The sun was at its height, and as far as the eye could see, emerald hills and plains spread out before Anne. She was so happy to be in these lands again and walk along the paths of Kellynch Hall park. She reached the big oak tree nearby she had loved to sit as a child. Fully aware that she could not be seen from the house, she sat down on the grass and just admired the beauty around her for a while. Then she opened Mary's letter (Mrs. Croft had given it to her in the morning) and entertained herself with reading it. It must be admitted that letters from her younger sister were always quite entertaining.

Mary congratulated her on her engagement with a clear hint of everybody’s’ excitement that had accompanied it. Personally, this mutual inclination between Anne and Captain Wentworth had long been obvious to her. She could not help but notice that Frederick was more wealthy than Charles Hayter, which meant that Anne had made a better match than Henrietta. Being a sailor's wife is definitely better than being a priest's wife. And how often now particularly distinguished naval officers are knighted or even made baronets. Yes, it was unfortunate that Frederick did not have a house of his own and they would have to rent one after they get married. However, if Mr. Elliot or if Elizabeth failed to produce any male heirs, then Anne’s oldest son would have all chances to inherit both Kellynch Hall and the title. As for her older sister, Mary could not contain her malicious triumph here, Elizabeth was thirty now and she had never received a marriage offer to which she would have agreed.

Anne smiled at number of ifs in Mary’s letter. She did not read any further, as she heard familiar footsteps and saw that Frederick was hurrying to meet her.

"Dear Anne, I was beginning to worry, " he told her as he came closer. "I could not find you anywhere. And then I recalled your favourite place in this park."

He was standing in front of her in his hunting suite with a rifle slung over his back. And she could not help but smile at the fact that he still remembered everything she had said to him during their first engagement. Anne leaned on his arm and rose to her feet.

It all happened so suddenly. His arms wrapped around her waist, and she did not resist. Holding her gently to him, he kissed her so softly and tenderly that Anne almost melted in his arms.
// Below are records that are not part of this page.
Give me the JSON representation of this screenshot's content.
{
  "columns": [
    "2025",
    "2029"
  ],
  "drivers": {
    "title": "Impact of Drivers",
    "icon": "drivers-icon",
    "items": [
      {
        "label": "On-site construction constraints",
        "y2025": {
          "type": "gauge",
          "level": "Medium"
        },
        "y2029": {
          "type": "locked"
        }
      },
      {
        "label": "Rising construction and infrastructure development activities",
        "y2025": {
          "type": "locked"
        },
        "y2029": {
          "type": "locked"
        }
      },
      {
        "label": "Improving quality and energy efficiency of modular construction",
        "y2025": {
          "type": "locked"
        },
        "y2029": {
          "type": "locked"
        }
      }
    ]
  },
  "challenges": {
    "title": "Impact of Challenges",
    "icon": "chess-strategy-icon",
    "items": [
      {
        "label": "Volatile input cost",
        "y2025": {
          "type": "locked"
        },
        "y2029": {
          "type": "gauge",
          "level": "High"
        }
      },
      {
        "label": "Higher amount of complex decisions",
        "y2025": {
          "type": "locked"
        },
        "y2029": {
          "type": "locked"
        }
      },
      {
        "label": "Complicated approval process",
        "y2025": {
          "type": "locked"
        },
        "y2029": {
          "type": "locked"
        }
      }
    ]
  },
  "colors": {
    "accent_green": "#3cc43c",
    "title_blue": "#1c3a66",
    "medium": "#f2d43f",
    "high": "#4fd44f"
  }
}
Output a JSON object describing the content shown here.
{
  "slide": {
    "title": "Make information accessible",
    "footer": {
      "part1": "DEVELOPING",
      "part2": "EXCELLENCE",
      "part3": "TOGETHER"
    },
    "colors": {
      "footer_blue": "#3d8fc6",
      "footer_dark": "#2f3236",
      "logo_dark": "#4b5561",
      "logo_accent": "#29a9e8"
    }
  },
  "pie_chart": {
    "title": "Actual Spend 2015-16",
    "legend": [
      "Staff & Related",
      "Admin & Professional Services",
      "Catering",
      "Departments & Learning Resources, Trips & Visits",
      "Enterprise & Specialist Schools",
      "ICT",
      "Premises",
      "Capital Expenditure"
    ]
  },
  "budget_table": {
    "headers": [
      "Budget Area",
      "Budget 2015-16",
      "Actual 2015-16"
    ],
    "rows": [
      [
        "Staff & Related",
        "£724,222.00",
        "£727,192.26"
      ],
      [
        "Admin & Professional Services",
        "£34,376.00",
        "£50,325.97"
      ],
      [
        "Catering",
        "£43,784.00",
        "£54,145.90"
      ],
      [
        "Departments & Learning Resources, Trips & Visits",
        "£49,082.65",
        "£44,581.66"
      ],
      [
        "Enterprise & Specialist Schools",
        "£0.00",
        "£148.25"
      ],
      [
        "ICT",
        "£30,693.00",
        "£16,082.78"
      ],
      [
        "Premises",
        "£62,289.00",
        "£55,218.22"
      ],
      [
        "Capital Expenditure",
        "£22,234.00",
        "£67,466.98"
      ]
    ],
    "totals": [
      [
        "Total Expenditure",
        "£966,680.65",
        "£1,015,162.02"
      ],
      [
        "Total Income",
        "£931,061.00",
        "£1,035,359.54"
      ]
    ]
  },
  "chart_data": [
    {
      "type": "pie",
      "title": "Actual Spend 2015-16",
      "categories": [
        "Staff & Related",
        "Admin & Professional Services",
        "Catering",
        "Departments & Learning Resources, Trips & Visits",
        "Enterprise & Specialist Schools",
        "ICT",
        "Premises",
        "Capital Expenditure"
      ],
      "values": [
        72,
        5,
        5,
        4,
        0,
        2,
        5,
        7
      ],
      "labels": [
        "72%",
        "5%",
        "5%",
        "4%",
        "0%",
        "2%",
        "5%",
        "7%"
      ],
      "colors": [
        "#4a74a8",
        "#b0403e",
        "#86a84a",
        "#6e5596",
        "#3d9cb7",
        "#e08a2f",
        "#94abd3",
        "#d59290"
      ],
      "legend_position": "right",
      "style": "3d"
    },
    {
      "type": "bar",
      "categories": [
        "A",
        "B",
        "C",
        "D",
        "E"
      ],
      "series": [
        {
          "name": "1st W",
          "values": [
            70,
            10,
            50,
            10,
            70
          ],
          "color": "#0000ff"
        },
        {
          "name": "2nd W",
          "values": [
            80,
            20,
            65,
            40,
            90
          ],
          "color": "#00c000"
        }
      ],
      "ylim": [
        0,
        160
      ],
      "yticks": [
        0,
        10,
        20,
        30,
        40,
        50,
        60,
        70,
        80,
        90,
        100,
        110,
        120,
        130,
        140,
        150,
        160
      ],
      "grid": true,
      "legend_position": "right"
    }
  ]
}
And no matter how short that wonderful moment was, she managed to wrap her arms around his neck and even touch his hair with her fingers.

Just as suddenly, they stepped back from each other and laughed. Anne casted a confused look at the house, which was barely visible from here, and hoped desperately that no one had seen them. It was a breach of etiquette, of course, and yet Anne admitted to herself that she had expected, hoped, and even a little dreaded this kiss. Not the first one, as she recalled what had happened nine and half years ago.

"I have lost all track of time, my dear," Frederick said, as they decided to go back to the house. "As soon as my sister told me you were here, I left Charles with the Admiral and rushed to the park before I had time to change."

"I cannot imagine what Mrs. Croft would have thought," Anne said slyly.

"She certainly thinks of me as being desperately in love," Frederick replied smiling at her.

He slipped her hand under his and pressed it to his heart. They slowly walked together along the path to Kellynch Hall.

It only remains to add, that, contrary to all fears, the wedding of Captain Wentworth and Miss Elliot could not eclipse any other celebration. Knowing her tastes and his habits, it was no surprise that the ceremony itself was quite modest yet elegant. They were married in the church of Kellynch Hall surrounded by their friends and loved ones.